I shut my mouth. He’s right. It has never even gotten close. But…
“I’ve been careful to never go without eating. To never get seriously injured. A Templar—”
“Lark, you will be fine. And if what you fear does happen, what better place to be than surrounded by those most likely to be able to stop you?”
That’s actually a good point. But… I don’t want to leave. I finally found somewhere that I’m almost comfortable. Even with the road, I should be able to manage. I should be able to help more than I hurt.

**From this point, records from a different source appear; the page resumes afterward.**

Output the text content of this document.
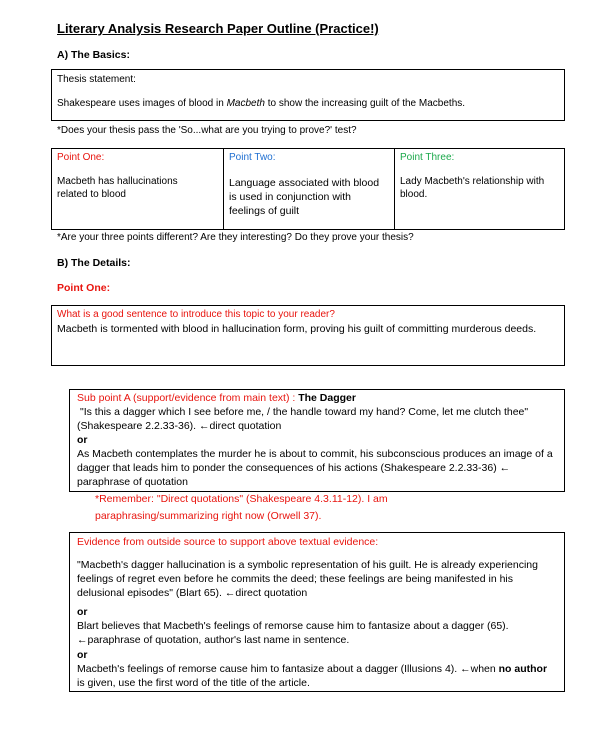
Literary Analysis Research Paper Outline (Practice!)
A) The Basics:
Thesis statement:
Shakespeare uses images of blood in Macbeth to show the increasing guilt of the Macbeths.
*Does your thesis pass the 'So...what are you trying to prove?' test?
Point One:
Macbeth has hallucinations related to blood
Point Two:
Language associated with blood is used in conjunction with feelings of guilt
Point Three:
Lady Macbeth's relationship with blood.
*Are your three points different? Are they interesting? Do they prove your thesis?
B) The Details:
Point One:
What is a good sentence to introduce this topic to your reader?
Macbeth is tormented with blood in hallucination form, proving his guilt of committing murderous deeds.
Sub point A (support/evidence from main text) : The Dagger
"Is this a dagger which I see before me, / the handle toward my hand? Come, let me clutch thee" (Shakespeare 2.2.33-36). ←direct quotation
or
As Macbeth contemplates the murder he is about to commit, his subconscious produces an image of a dagger that leads him to ponder the consequences of his actions (Shakespeare 2.2.33-36) ← paraphrase of quotation
*Remember: "Direct quotations" (Shakespeare 4.3.11-12). I am
paraphrasing/summarizing right now (Orwell 37).
Evidence from outside source to support above textual evidence:
"Macbeth's dagger hallucination is a symbolic representation of his guilt. He is already experiencing feelings of regret even before he commits the deed; these feelings are being manifested in his delusional episodes" (Blart 65). ←direct quotation
or
Blart believes that Macbeth's feelings of remorse cause him to fantasize about a dagger (65). ←paraphrase of quotation, author's last name in sentence.
or
Macbeth's feelings of remorse cause him to fantasize about a dagger (Illusions 4). ←when no author is given, use the first word of the title of the article.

Why does that all have to change now?
…No, I know the answer to that already. It’s not about me. It’s not about what place would be happiest for me. What Preacher Gregory is saying is that this is not enough. It’s not the kind of goodness I could or should be doing. I have to be more than this. The Templars are where he thinks I’ll do the most good.
And I have to do good. I owe the world more than I can repay. I… I have to make August proud.
“Well?” The High Templar asks. “I’m not gonna drag you off if you don’t want to come, but I do have a lot of stops to make before we get back to Skyhope and I’m hoping to get a move on. Are you in, Templar Candidate Lark?”
I swallow. This is just… so ridiculous. I’m a vrothizo. I’m a man-eating monster. Less than two years ago I was gleefully killing hunters, and now I’m joining the most important organization on the island? Is that a joke? I look the High Templar in the eyes.
“I don’t deserve this,” I tell her firmly.
She snorts derisively, as if I couldn’t have told her anything stupider.
“Do you think I do? I don’t give a single shit what you deserve. Are you in or out?”
I swallow, staring blankly ahead. Eun gives me a hip-bump and a thumbs up, but I barely even notice. I’m confused, terrified, and overwhelmed. But I answer.
“I’m in,” I tell her, and the next thing I know we’re heading for Skyhope.